Border Patrol agents also uncovered brown heroin being transported in the engine compartment of a Chevrolet pickup on October 22nd. There were 4.85 pounds of material with a street value of $127,200 found in the air intake box

Red and black jumper cables attached to car battery terminals
A car battery and jumper cables | Christophe Gateau/picture alliance via Getty Images

Fake car parts

On August 7th, agents inspected a vehicle and discovered it had a fake car battery stuffed with several pounds of illegal substances. 

Drugs discovered in a rear differential
Drugs discovered in a rear differential | US Border Patrol

Rear differential

An SUV was being inspected by agents when a K9 unit alerted them to 11 packages that were concealed inside the vehicle’s rear differential. The street value for the product is over $101,000.
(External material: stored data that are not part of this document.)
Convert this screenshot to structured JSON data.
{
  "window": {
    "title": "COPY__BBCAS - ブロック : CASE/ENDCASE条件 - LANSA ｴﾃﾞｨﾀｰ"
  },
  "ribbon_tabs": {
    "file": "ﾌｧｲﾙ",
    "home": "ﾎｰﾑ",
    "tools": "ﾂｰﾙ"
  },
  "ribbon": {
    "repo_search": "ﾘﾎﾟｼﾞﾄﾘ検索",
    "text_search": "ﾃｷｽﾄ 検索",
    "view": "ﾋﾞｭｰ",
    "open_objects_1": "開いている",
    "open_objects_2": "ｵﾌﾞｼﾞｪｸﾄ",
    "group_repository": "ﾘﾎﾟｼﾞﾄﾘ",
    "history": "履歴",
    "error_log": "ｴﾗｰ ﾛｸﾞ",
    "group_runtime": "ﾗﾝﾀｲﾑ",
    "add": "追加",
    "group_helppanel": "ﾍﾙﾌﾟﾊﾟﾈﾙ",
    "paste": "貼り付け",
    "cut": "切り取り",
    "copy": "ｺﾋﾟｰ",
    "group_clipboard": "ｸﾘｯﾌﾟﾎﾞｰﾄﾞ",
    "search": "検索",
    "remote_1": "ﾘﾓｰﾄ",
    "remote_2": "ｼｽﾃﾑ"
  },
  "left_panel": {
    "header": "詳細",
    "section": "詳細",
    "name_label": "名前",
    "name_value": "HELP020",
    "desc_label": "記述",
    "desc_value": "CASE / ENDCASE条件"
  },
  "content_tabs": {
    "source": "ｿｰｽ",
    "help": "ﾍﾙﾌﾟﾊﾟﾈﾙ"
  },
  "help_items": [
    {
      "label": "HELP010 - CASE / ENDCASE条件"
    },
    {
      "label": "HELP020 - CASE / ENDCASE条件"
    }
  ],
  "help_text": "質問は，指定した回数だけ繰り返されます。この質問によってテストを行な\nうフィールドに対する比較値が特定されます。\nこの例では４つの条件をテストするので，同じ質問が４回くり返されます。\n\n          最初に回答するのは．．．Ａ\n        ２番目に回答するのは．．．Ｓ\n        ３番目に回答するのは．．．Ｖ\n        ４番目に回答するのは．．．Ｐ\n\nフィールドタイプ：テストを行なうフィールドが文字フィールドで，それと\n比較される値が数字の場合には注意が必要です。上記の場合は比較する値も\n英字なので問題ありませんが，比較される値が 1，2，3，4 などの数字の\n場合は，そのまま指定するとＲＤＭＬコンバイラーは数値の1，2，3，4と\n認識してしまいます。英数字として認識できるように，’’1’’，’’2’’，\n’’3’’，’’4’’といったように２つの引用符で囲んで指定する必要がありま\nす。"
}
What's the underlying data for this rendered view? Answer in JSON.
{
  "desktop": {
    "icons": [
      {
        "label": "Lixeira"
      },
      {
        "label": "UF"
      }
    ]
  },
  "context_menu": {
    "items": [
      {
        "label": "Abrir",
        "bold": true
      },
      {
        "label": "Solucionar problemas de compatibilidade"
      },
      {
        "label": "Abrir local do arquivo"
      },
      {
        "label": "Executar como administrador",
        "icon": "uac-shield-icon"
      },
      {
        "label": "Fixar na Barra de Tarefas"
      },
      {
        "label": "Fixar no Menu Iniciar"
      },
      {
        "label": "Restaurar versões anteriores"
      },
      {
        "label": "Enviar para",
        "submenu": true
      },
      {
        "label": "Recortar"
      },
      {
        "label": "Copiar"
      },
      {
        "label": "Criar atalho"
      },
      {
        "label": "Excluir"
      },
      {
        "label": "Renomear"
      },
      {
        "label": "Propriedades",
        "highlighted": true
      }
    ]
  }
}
The stories go on and on revealing that illegal substances have been found in various other vehicle parts such as rocker panels, roof panels, doors, tailgates, mufflers, bumpers, and under false floors. Using creativity to make money is not a bad thing unless it is used to break the law. Unfortunately, the drivers of these vehicles thought long and hard to come up with creative solutions to their need to transport illegal substances. Although they came up with inconspicuous ways to do it, their time would have been better spent transporting approved products. Instead, their time in the slammer will have them reflecting for a long time of the error of their ways.